Unearth is a horror movie about fracking but it’s actually much drier than that description would suggest. The film, co-directed by John C. Lyons and Dorota Swies from a script credited to Lyons and Kelsey Goldberg, is far more interested in the minor, dull machinations of a couple neighboring farm families than it is in the horrors that are apparently lurking right beneath their feet, just waiting to be unleashed by the drills of an evil gas company. Its intentions are good, but, at the risk of mixing metaphors, there’s not a whole lot of meat on its bones.
Taking place in smalltown Pennsylvania, the packed script throws everything at the wall in the hopes that something, anything will stick. There’s a dark family tragedy that’s only alluded to. There’s a teen pregnancy that goes unremarked upon in spite of the fact the mother in question is filmed boarding and departing the schoolbus several times, childish backpack and all. There’s a suggestion of queerness that goes absolutely nowhere, resulting in the kind of melodramatic outburst more suited to daytime soaps. And there’s even a subplot about self-harm which is something, to be fair, I haven’t seen in a movie in a while but that’s completely mishandled and feels uncomfortably tacked on here.
Much of Unearth’s run-time is taken up with dry farm talk and long, indulgent shots of the farmland itself. There’s a sense it must be building to something fairly exciting but at the same time there’s no way the payoff could possibly be good enough to justify spending so long setting everything up. Crucially, there’s not one likable or believable character in the bunch, though Marc Blucas is, at the very least, less irritating than he was in Buffy. Horror Icon Adrienne Barbeau, meanwhile, receives top billing only to be saddled with a thankless, one-note role that grates as much as she grinds her teeth, evidently uncomfortable with the lacklustre material she’s been given. Nobody else makes a dent, the characters blurring into a mess of dull clichés like wannabe photographer who’s zooming in on ears of corn the whole time or…grumpy man (that’s it).

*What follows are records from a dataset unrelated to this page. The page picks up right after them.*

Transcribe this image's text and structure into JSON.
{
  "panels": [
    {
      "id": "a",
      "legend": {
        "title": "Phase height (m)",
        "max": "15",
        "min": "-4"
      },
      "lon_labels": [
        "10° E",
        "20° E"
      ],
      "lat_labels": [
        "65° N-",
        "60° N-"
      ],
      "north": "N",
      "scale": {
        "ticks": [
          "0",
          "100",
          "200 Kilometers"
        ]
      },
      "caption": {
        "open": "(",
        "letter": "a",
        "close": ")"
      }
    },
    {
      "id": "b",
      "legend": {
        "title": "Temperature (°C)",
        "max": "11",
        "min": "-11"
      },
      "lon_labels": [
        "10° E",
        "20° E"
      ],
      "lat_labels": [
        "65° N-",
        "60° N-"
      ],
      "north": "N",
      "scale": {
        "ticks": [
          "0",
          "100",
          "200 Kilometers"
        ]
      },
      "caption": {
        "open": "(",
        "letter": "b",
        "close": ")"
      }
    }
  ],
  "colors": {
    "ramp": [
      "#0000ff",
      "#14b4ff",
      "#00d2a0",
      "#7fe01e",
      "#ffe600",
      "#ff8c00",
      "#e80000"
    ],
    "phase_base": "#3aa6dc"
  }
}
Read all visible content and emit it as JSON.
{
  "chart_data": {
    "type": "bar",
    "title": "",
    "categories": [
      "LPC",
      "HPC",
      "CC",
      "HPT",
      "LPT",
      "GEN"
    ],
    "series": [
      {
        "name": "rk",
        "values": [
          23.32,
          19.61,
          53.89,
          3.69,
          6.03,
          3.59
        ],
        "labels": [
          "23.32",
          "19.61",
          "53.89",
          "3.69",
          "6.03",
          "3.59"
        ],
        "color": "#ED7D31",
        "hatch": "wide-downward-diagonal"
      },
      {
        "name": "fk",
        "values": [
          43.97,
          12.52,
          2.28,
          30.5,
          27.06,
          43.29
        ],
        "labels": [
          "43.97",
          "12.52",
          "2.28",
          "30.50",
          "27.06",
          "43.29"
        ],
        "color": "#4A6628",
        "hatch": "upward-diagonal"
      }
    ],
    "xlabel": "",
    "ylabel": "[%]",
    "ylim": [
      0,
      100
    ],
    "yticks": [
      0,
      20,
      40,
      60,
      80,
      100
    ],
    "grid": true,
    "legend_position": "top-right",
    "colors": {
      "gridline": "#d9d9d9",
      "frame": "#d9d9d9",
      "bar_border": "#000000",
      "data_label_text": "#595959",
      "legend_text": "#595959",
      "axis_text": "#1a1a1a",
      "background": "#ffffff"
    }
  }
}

The act of fracking itself is presented as gross, and rightly so, but it’s not given nearly enough, well, depth for the audience to truly understand why it’s so destructive and wrong. Even the arrival of permits to drill for gas doesn’t cause enough of a stir among the townsfolk with the story skipping one year into the future for no apparent reason immediately after the agreement is made, as though suddenly we’re in a rush to get to the good stuff (which, again, never materializes). For a time, water is presented as a dangerous antagonist, almost in the same way it would be in a sharksploitation movie or something, but this idea is also dispensed with almost as soon as it’s introduced. There’s some surprisingly gross body horror moments, boasting good VFX, but they come so late in the game that your patience will already be wearing too thin to care.
The message that fracking destroys everything is a powerful one, and the filmmakers should be commended for tackling it in this kind of context, but considering how little the idea is expanded upon, it feels like a wasted opportunity. The Beach House just dealt with environmental horror on a gruesome, horrifying level so Unearth feels even more disappointing in its wake. Even the cinematography is muddy and bland, matching the characters, and the setting actually recalls a Milo Ventimiglia vehicle from a few years back called Devil’s Gate that, again, this movie can’t hold a candle to in performances, scares, or just plain interest level.
To put it plainly, it’s a good 45 minutes before something horrific happens which, in a 94-minute horror movie, is blasphemous unless you’re an expert in building tension. At its core, this is an original idea very poorly executed. Hopefully the next fracking-themed genre movie will drill under the surface a bit further.